Do millennials question what they do? I believe so. I certainly do, but it’s not to avoid doing it. It’s to question why it’s done this way when perhaps another way could be better. Easier. More resourceful. I mean, isn’t that what innovation is about? After all, didn’t that mentality birth the technology boom?
My work ethic is found on the same values of many previous generations. I believe in working hard for the things I want and deserve. I believe in contributing. The world doesn’t owe me anything. I owe it. Why? Because we were never born to work individually. We were born to thrive as a team and with that, my attitude, my purpose is to help others be better, do better and know better. Life isn’t about me. It happens because of me and selfishness is not a normal operation of our hearts. It’s created and cultured from people who think of only themselves first. A toxic way to live. My children will learn to put others first even when others’ desire is to take, take, take. When my eulogy is read I will not be known as the dude that only thought about himself above others. What a horrible way to be remembered, but yet, there are those who choose to live that way.
What does this have to do with millennials? Perhaps we’ve been trying to contain them into a society that doesn’t want change. A culture content with how things are. Perhaps the millennials have it right and the rest of the world has it wrong. We’ve evolved this far. Why stop here? Millennials are the future leaders. Regardless if you think they feel entitled, you have to lead them. YOU have to be selfless and help develop them to be successful when they do transition into leading. When they question things, educate them. When they have ideas, listen to them. When they challenge the status quo, learn from a viewpoint that isn’t yours. Use their perspective and strengths to mold them into leaders.
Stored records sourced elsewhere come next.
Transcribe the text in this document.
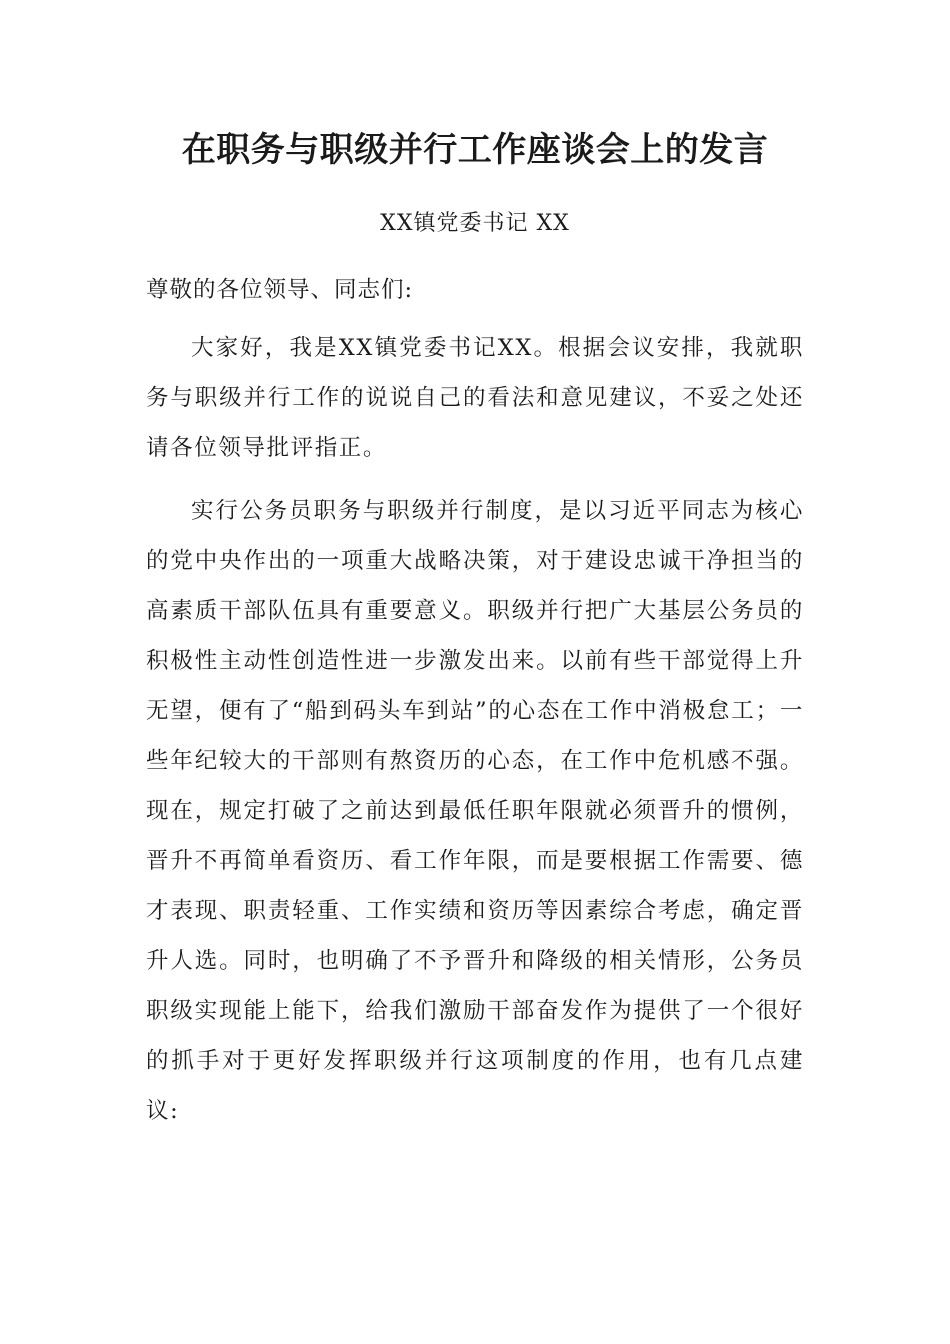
在职务与职级并行工作座谈会上的发言
XX镇党委书记 XX
尊敬的各位领导、同志们:

大家好，我是XX镇党委书记XX。根据会议安排，我就职务与职级并行工作的说说自己的看法和意见建议，不妥之处还请各位领导批评指正。

实行公务员职务与职级并行制度，是以习近平同志为核心的党中央作出的一项重大战略决策，对于建设忠诚干净担当的高素质干部队伍具有重要意义。职级并行把广大基层公务员的积极性主动性创造性进一步激发出来。以前有些干部觉得上升无望，便有了“船到码头车到站”的心态在工作中消极怠工；一些年纪较大的干部则有熬资历的心态，在工作中危机感不强。现在，规定打破了之前达到最低任职年限就必须晋升的惯例，晋升不再简单看资历、看工作年限，而是要根据工作需要、德才表现、职责轻重、工作实绩和资历等因素综合考虑，确定晋升人选。同时，也明确了不予晋升和降级的相关情形，公务员职级实现能上能下，给我们激励干部奋发作为提供了一个很好的抓手对于更好发挥职级并行这项制度的作用，也有几点建议:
So we have some, maybe most, that really do want bean bags in the office and free stuff, but their capability is no different than any other generation. I’m not trying to justify those that really do act selfishly and feel entitled, but there are some us that don’t act in ‘that’ way.
Leadership is universal. It applies to every generation and no matter what a generation is like, leadership could be the answer to moving them forward. So lead well.